In vitro comparison of three different chimeric receptor-modified effector T-cell populations for leukemia cell therapy.

The identification of the optimal T-cell effector subtype is a crucial issue for adoptive cell therapy with chimeric receptor-modified T cells. The ideal T cell population must be able to home toward tumor site, exert prolonged antitumoral activity, and display minimal toxicity against normal tissues. Therefore, we characterized the in vitro antitumoral properties of three effector T-cell populations: Epstein-Barr virus-specific cytotoxic T lymphocytes (EBV-CTLs), cytokine-induced killer (CIK) cells, and γ₉δ₂ T (GDT) cells, after transduction with a chimeric receptor specific for the CD33 antigen, broadly expressed on acute myeloid leukemia cells. EBV-CTLs, CIK, and GDT cells were generated and transduced with high efficiency with a retroviral vector coding for an anti-CD33-ζ chimeric receptor without alterations of their native phenotype.
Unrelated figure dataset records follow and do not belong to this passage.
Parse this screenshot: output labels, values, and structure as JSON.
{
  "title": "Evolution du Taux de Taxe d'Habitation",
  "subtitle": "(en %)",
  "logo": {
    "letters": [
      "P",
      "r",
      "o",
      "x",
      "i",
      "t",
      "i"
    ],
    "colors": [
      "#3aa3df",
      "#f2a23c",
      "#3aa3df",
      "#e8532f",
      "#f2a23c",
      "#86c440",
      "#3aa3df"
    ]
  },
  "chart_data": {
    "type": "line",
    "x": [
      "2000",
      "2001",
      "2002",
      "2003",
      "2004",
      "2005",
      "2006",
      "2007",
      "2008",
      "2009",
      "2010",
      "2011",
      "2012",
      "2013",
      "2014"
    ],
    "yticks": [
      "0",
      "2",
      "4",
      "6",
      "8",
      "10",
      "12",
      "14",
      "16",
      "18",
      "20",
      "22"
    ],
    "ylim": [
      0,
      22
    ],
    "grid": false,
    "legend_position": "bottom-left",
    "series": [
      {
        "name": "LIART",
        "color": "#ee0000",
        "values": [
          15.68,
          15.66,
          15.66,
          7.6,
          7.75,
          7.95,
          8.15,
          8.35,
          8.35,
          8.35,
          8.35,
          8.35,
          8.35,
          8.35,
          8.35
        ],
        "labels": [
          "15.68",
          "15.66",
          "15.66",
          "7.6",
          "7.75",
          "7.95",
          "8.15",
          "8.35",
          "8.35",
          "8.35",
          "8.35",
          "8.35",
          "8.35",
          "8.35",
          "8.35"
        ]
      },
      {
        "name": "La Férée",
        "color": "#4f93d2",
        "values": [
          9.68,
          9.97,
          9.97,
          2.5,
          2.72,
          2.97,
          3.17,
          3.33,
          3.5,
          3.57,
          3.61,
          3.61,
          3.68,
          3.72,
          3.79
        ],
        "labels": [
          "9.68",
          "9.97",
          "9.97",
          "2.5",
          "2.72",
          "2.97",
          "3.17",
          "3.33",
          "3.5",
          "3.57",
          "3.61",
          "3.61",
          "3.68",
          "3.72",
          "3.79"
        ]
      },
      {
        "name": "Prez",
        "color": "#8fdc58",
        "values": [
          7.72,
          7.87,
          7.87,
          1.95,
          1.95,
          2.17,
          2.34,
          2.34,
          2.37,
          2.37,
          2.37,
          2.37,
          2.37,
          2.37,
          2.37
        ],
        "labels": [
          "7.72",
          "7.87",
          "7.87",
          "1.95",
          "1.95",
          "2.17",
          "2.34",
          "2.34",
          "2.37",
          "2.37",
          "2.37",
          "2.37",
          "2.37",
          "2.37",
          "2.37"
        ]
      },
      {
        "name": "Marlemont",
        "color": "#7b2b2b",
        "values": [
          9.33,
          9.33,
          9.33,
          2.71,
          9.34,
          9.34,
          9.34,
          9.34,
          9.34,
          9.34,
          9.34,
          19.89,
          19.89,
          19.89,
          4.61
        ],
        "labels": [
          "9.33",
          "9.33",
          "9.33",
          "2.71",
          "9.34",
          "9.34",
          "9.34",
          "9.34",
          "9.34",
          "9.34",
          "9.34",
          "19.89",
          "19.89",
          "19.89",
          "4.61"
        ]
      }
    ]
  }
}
Anti-CD33-ζ chimeric receptor-redirected T cells displayed analogous in vitro chemotactic activity toward CXCL12. In addition, anti-CD33-ζ chimeric receptor-expressing EBV-CTLs, CIK, and GDT cells showed potent and similar cytotoxicity against several CD33⁺ leukemic targets both in short-term 4-hours-⁵¹chromium-release assays (mean killing vs primary leukemic cells at effector:target ratio of 5:1; 50%, 61%, and 50% for EBV-CTLs, CIK, and GDT cells, respectively) and in long-term assays, where they were cocultured with leukemic cells for 6 days on stromal mesenchymal cells (mean survival of primary leukemic cells at effector:target ratio of 1:100; 18%, 16%, and 29% for EBV-CTLs, CIK, and GDT cells, respectively). Moreover, all effector cells acquired consistent capability to proliferate in vitro after contact with CD33⁺ cells and to release high and comparable levels of immunostimulatory cytokines, while secreting similar low amount of immunoregulatory cytokines as the unmanipulated counterpart. Our results indicate that expression of an anti-CD33-ζ chimeric receptor potently and similarly increase the antileukemic functions of different effector T-cell subtypes, underlying the impossibility to identify a more potent T-cell population through in vitro analysis, and consistently with recent observations that have emerged from clinical trials with chimeric receptor-modified T cells, suggesting the need to perform such type of studies in the human setting.